Berenyi, the nephew of Ned Garver, was picked in the secondary phase of the 1976 amateur draft by the Cincinnati Reds out of Northeast Missouri State University. While in college, he tied a Division II record by striking out 21 batters in one game. He racked up an impressive minor league resume, leading the American Association in strikeouts in 1979 and 1980 for Triple A Indianapolis. He also led the circuit in ERA in 1979.

After a brief major league callup in 1980, Berenyi had an inconsistent, but impressive rookie season for the 1981 Reds, leading the league in walks allowed, but also finishing sixth in strikeouts. In one game against the Los Angeles Dodgers, he threw 15 straight balls and walked 7 batters in 3 and 2/3 innings. Two weeks later on June 6th, he threw a one-hitter against the Montreal Expos, striking out 10. He threw 2 two-hitters that season, as well, and finished tied for fourth in the Rookie of the Year voting.

The 1982 Reds collapsed, falling into last place. Berenyi pitched well, but due to lack of run support, he led the National League in losses with 18. As the Reds struggled, Berenyi became the subject of trade rumors. The New York Yankees attempted to acquire him for Rick Cerone, but Cerone refused to waive his no-trade clause. On June 15, 1984, the Reds traded Berenyi to the New York Mets for three minor leaguers - Eddie Williams, Jay Tibbs, and Matt Bullinger.

Berenyi pitched well for the Mets in 1984, but throughout his career he had been pitching through shoulder pain, and it finally caught up with him the following spring for the 1985 Mets, as he left his third start of the season after 2 innings.
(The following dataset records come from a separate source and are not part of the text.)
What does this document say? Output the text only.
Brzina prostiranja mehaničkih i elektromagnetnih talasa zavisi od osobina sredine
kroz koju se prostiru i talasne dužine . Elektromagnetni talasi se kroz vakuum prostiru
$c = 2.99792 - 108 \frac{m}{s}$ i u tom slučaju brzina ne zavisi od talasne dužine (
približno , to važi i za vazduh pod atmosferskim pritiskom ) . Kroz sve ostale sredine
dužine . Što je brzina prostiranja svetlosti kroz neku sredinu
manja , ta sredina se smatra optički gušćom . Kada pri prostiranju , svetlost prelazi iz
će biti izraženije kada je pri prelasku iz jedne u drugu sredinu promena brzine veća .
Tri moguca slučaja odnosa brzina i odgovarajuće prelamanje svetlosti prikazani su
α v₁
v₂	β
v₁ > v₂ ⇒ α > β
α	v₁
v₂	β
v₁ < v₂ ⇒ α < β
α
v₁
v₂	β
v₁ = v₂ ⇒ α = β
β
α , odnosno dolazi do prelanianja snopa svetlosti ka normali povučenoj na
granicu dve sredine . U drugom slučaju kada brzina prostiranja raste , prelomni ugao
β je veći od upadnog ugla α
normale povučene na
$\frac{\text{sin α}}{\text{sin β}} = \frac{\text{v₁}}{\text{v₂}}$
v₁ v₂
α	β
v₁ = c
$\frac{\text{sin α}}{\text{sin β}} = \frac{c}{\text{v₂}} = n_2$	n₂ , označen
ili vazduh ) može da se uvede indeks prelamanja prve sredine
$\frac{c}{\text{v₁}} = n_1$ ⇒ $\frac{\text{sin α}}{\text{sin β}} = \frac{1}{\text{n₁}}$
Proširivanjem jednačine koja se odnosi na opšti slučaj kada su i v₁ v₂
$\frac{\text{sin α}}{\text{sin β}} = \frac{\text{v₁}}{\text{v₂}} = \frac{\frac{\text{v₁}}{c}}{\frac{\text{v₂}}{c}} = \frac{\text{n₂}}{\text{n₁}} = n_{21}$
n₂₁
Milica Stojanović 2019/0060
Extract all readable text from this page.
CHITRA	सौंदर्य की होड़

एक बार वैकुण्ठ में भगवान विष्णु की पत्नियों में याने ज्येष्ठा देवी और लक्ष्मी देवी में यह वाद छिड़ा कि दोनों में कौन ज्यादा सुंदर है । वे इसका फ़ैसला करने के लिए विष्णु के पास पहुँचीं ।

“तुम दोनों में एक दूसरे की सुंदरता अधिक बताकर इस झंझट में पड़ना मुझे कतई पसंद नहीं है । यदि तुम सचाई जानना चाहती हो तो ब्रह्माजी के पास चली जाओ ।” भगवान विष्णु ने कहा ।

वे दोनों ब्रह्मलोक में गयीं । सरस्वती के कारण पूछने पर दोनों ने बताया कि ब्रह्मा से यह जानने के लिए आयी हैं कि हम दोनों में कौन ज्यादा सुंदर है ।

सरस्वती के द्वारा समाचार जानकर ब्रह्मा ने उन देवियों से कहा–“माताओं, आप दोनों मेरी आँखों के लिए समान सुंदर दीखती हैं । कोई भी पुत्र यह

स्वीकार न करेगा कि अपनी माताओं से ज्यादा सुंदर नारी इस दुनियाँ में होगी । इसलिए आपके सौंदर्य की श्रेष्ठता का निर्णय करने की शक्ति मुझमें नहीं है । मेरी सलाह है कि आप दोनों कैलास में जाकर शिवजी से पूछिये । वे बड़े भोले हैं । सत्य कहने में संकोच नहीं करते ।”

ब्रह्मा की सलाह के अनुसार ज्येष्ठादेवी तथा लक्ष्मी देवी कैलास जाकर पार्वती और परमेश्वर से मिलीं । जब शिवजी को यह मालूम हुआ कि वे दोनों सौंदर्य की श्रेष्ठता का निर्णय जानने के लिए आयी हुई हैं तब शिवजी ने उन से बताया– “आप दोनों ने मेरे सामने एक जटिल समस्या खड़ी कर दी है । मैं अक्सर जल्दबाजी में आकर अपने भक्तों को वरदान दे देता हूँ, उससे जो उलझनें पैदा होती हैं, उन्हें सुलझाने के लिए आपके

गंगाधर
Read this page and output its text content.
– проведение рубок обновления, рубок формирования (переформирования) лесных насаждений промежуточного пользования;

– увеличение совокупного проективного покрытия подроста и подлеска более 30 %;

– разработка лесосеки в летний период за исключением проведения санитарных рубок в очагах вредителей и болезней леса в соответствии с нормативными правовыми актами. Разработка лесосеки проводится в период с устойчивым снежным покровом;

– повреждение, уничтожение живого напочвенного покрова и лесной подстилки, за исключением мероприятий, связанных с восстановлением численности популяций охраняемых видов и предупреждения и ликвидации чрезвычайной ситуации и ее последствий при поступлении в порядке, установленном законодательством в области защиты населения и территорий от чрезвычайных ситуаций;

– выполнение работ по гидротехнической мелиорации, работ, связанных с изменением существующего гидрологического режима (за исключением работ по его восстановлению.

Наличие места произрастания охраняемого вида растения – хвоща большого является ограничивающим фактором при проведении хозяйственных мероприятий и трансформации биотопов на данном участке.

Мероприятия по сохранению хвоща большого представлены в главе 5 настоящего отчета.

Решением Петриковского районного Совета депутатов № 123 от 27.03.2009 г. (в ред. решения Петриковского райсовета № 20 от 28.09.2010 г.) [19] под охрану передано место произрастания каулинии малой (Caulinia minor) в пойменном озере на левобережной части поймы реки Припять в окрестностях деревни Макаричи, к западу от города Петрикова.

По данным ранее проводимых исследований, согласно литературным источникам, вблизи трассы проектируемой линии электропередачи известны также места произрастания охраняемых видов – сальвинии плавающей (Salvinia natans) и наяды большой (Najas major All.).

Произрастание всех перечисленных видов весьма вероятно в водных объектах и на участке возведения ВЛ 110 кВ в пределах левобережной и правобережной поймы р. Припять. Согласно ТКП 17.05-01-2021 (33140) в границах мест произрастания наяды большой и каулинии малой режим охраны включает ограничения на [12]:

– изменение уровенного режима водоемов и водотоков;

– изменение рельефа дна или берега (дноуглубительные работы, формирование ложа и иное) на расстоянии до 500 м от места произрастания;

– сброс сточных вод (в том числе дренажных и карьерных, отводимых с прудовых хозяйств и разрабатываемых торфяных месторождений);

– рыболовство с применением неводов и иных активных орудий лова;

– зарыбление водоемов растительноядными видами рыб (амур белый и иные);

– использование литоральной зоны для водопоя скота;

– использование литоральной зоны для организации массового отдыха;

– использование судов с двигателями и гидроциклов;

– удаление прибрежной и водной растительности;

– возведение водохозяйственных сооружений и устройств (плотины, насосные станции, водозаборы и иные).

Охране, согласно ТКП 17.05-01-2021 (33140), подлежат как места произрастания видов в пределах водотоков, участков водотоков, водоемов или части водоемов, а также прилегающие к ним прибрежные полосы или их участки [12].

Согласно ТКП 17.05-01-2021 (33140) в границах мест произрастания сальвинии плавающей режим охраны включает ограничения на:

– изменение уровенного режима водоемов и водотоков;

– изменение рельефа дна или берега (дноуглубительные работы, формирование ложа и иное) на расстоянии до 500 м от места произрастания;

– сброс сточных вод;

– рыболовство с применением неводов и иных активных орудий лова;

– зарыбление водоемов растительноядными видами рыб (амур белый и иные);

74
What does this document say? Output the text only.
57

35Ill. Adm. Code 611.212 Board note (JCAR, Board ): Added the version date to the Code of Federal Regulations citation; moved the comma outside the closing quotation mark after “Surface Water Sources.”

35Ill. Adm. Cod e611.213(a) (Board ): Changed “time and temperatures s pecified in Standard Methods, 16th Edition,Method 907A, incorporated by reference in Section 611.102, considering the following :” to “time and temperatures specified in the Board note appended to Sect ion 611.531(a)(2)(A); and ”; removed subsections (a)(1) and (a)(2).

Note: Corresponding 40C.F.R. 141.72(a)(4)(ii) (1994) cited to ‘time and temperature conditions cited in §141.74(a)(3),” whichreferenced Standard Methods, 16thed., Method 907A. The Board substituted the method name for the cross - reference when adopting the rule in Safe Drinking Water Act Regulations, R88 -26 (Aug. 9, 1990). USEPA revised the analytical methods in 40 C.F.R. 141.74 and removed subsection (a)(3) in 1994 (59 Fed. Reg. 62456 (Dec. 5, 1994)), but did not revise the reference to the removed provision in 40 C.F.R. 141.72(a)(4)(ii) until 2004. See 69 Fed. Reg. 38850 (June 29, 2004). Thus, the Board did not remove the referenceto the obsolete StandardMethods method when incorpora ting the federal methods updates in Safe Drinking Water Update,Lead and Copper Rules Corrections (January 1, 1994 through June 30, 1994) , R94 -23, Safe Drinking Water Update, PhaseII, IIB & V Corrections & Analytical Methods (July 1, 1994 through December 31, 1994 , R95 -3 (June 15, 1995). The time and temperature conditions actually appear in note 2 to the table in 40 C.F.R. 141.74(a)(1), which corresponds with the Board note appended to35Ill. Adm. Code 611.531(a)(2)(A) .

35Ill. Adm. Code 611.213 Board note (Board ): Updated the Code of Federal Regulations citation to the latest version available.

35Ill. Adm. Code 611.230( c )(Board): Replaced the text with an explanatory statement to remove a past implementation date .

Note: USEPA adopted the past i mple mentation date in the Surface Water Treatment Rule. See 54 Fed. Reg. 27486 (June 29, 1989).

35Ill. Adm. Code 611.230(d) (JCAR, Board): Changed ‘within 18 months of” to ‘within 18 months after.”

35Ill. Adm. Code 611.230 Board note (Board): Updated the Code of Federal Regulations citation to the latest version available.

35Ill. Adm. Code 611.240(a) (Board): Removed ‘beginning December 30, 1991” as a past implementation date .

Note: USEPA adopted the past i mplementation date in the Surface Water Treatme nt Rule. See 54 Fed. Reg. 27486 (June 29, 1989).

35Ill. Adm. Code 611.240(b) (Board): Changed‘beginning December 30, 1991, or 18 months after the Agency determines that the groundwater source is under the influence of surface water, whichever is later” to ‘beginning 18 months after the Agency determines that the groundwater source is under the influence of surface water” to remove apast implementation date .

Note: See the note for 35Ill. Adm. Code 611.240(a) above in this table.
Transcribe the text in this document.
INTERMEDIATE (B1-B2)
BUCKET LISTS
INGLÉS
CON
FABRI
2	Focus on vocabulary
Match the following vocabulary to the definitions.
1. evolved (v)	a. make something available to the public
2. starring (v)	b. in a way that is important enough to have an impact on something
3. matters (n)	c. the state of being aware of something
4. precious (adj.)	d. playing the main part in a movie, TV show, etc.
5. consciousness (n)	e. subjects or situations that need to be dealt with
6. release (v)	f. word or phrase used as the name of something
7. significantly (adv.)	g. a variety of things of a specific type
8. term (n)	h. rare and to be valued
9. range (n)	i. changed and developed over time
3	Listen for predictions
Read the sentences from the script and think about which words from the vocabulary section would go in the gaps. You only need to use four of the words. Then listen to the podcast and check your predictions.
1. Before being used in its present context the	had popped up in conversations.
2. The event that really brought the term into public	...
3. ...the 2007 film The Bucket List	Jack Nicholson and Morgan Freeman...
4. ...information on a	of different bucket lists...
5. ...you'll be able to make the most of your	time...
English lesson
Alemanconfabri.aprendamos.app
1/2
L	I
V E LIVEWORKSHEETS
The diagnosis was dire - a slight tear of the rotator cuff, and he underwent season-ending arthroscopic surgery in May.

However, Berenyi was able to make a rapid comeback, pitched well the following spring, and made the 1986 Mets as a long reliever. He was shifted back to the rotation in mid-May, but had clearly not fully recovered, putting up a 6.60 ERA as a starter. By the end of June, he had lost his spot in the rotation. He was demoted to Triple A Tidewater to get more work immediately before the All-Star break, and never returned to the Mets.

Following the season, Berenyi declared free agency and signed a minor-league deal with the Montreal Expos. However, Berenyi was only able to pitch three innings that spring before shoulder pain overtook him again, and he underwent a final, career-ending rotator cuff operation.